I came up with the following, which easily yielded a trimmed 14″ pizza skin, which gave me a 1″ lip of dough around the perimeter of a Lodge 14″ Camp Oven.
Ingrediants
3 Cups – White Flour
1/2 Cup – Yellow Corn Meal (Fine Ground, not Coarse)
1/4 Oz. – Dry Yeast (With Future Use By Date)
1/2 Oz. – Dry Yeast (With Expired Use By Date, for a stronger yeast taste) *Optional
1/2 Tsp. – Sea Salt
1 Tblsp. – Sugar
2 Tblsp. – Olive Oil
1 1/4-Cup – Water (Next time, I’m gonna subsitute with flat beer)
Instructions
Start the yeast mixture by using 1/4 cup of warm water, half of the sugar and 1/4 Oz. of the new yeast. Mix well and set aside.
In a mixing bowl, add the flour, salt olive oil, remaining sugar and 1/2 Oz. of expired yeast. (If available) Mix well.
When yeast mixture becomes foamy, (signs of being active) add to the mix.
Add remaining water and mix well, with a fork, then graduating to hand until dough is a consitent ball.
Knead dough with both hands for about five minutes. (Dough should be smooth and elastic)
Place dough in a lightly olive oiled bowl, cover and allow dough to rise for 1 hour in a warm place.
Dough should be doubled in size now… Punch down the dough and allow to rise a second time. (covered amd warm)
After at least one more hour, punch dough down and on a flat surface, covered with parchment paper… roll dough out to at least make a 15″ circle.

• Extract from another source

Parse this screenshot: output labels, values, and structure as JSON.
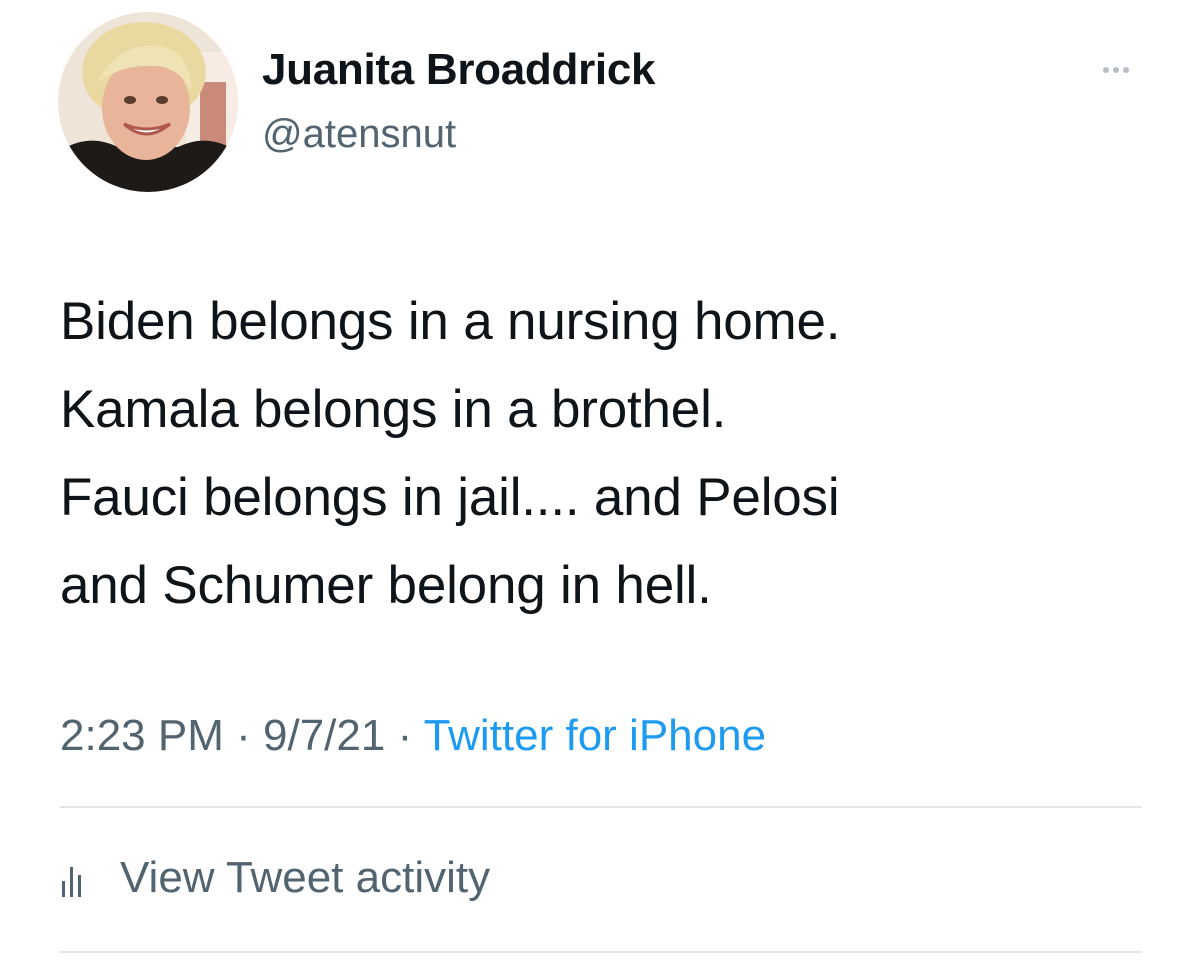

Dock the dough with a dough docker. (fork works too)
Place a 14″ bowl upside down on dough and trim the dough to a finished 14″ diameter.
(Optional Step) Sprinkle dough surface with coarse corn meal, cover with additional layer of parchment paper and flip the “sandwich over with a pizza peal and lightly redock trimmed pizza skin.
Place trimmed pizza skin and parchment paper into cold 14″ Lodge Camp Oven, using the pizza peal.
Center trimmed pizza skin by moving overhanging parchment paper and form a 1″ wall of dough around the bottom of the oven wall. Trim excess parchment paper, that sticks up above wall of oven.
Add sauce, cheese and other ingredients and place lid on the oven.
Place 20 briquettes below the oven and 50 briquettes on the oven lid.
Bake for 25 minutes, with one quater rotation of oven and lid at 12 1/2 minutes.
Here are some shots of yesterday’s BLT with this dough, which BTW had an awesome yeasty taste to it…
You can bake this on your own oven too, I would suggest at 425 to 450 F. degrees.